All you need to provide is a computer to run the set up system. The mic connects to an available USB jack while the computer communicates with the MRX 500 via an RS 232 serial connection. I used a tower with my display as the monitor. So the serial connection to the receiver worked flawlessly. If you want to use a laptop, you can get a serial to USB adapter at your local PC supply house.
This ARC system isn't quite the same as the one Anthem builds into their Statement D2 or AVM 50v Preamp Processors. The ARC systems in the MRX receivers have less processing power than the systems included with Anthem's separate Pre-Pros. Likewise, the correction range is from 5 kHz and down while the more expensive systems operate out to a limit of 20 kHz. Despite all that, I found the performance of the ARC system bundled with the Anthem MRX 500 to be much better than the common room correction systems that are included with a number of mass market receivers I have tried.
Running the ARC system is a little more intensive of an operation than running Audyssey or the proprietary systems from Pioneer, NAD, H/K, Yamaha, etc. but it provides so much more flexibility for custom controls and visualizing the results of your work. Unlike lesser systems, the ARC system nailed the crossover and level for every speaker system I tried. It doesn't automatically set the distance due to the uncertainty over actual latency of the PC in use. You need to use a tape measure to manually set the distance of each speaker.

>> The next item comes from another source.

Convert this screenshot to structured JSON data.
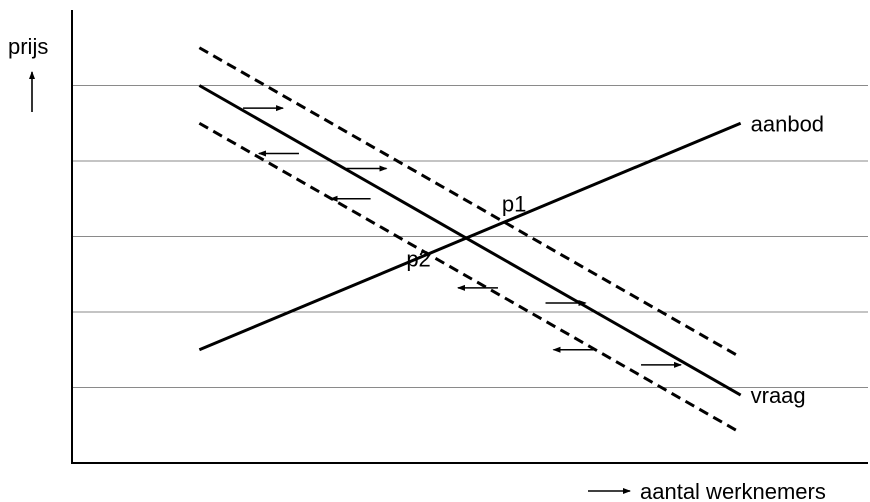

On the EQ side of things, I was impressed how closely ARC's measurements of the speaker response corresponded with measurements I made using my reference speaker testing set up. It also provided very effective frequency smoothing in relation to the target curve. You can define your own custom target curves and you can tailor the bass management to movie or music listening. The preferred bass management is selectable by source in the set up menu.